Tell me three things to take away from this little town, I ask the group. I’m at the Kalbarri Pub. I arrived a couple of hours ago, and over the evening have managed to weasel my way into to a group of young gentlemen. Groups of women seem rare in this town. A young fisherman with a thick hand-woven beanie over his matted shoulder length dreadlocks tells me the first two stories. His jumper says something about smashing pink, an “hilarious-to-his-crew” ode to both to the large pink snappers found off the coast of Western Australia, while not so subtly alluding to the more obvious. Double entendres at their finest.
His first story is unsurprisingly a fishing story, about being hooked by three-foot mackerel. The ocean beast had been caught on the boat, and while our dreadlocked friend was handling the large, twisted mass of line and hooks, the mackerel somehow became entangled. The mackerel reefed the bundle of fishing wire, dreadlocks lost control and, in that moment, a large hook of about 20cm long inserted itself into his waist, and he was dragged across the boat by the fish as its huge body slid off the side. The fishee became the fisher. He lifted his shirt partway to reveal a tattoo in the shape of a hook covering significant scar tissue. There was nothing but excitement in his eyes, or maybe it was residual disbelief.

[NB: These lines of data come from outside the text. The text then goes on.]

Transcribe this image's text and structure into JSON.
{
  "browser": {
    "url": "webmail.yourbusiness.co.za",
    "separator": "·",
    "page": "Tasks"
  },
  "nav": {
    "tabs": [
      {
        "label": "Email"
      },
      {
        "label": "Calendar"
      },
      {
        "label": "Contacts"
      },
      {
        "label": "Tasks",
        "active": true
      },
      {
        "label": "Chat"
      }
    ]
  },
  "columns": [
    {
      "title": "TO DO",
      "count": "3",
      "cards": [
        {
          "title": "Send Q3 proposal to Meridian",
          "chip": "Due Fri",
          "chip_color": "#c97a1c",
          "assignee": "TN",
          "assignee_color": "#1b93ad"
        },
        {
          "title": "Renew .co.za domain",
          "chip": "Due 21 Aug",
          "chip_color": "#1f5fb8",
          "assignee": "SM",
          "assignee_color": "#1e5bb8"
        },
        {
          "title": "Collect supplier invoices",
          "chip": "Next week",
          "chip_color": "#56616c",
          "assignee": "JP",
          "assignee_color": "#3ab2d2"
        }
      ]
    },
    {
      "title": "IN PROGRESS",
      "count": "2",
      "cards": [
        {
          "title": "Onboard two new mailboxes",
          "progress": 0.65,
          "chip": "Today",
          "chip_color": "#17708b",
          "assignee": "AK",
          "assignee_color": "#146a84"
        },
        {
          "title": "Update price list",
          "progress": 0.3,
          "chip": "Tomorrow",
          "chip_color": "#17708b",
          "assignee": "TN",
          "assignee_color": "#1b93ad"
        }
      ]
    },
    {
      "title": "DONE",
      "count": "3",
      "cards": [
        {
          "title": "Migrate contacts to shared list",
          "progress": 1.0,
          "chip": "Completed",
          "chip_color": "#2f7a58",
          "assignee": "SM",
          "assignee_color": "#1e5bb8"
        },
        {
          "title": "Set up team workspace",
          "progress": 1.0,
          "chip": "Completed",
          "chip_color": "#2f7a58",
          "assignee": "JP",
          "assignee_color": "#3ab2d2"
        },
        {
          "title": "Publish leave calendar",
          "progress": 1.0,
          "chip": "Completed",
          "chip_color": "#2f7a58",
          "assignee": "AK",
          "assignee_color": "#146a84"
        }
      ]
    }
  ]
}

His second story was about a man, his uncle, a white indigenous fella, that was imprisoned in the eighties for shooting a cop. I did not hear much more about this story, however the sentiment was that policeman was not the friendly type, and the uncle was a target of much of his attentions and so sought to remedy the cause of inflammation.
The third story came near the end of the evening, where a young boy with peaked cap and a home-job hair cut decided to tell me a story in an effort to obtain my phone number, a thought which I entertained because I decided I liked that people were still asking for phone numbers, and not only on the swipe. This boy started his story much the same as dreadlocks, in the ocean. A glassy afternoon, the sun beginning its retreat into the horizon. Boy and his friend had been out spearfishing that day and were making their way back to shore. As is common in the area, the boat was surrounded by whales breaching. One whale had taken particular interest in their vessel, often coming up for a closer look. Boy and his friend followed with their eyes this curious beast. The whale came so close to the boat the boy reached out for it. The boy reached so far that he launched himself over the side of the boat and for at least three seconds is what I’m told, he held that whale’s dorsal fin and rode the beast down below surface. Mouth agape, I look to his friend, and with a smug look on his face he is nodding in complete agreement. The validations came after – “we weren’t sure if he’d come up, we thought he’d drowned”. I looked at Boy. Triumphantly, he said “Yup, I rode a whale” and handed me his phone. I entered my number, and he continued to compliment my freckles, my dimples, my smile. After a couple more Guinness and a dried up vape, I picked up my things, thanked them all for the evening, and I never saw any of them ever again.
The ocean. For the people on this coastline, it is weaved into the fabric of their beings. They a less afraid of it than most. Salt-crusted, fish-scaled cowboys. I feel it, but I what if feel more is envy. To me, their way of living seems completely unachievable. I’m in complete awe at their submission to the ocean. Or maybe it is their mastering. This coastline is rugged, dangerous, unpredictable. The people that live by it, do just that – live by it. To take them away from it would be cruel, because while you and I have water coursing through our veins, they have salt in their blood.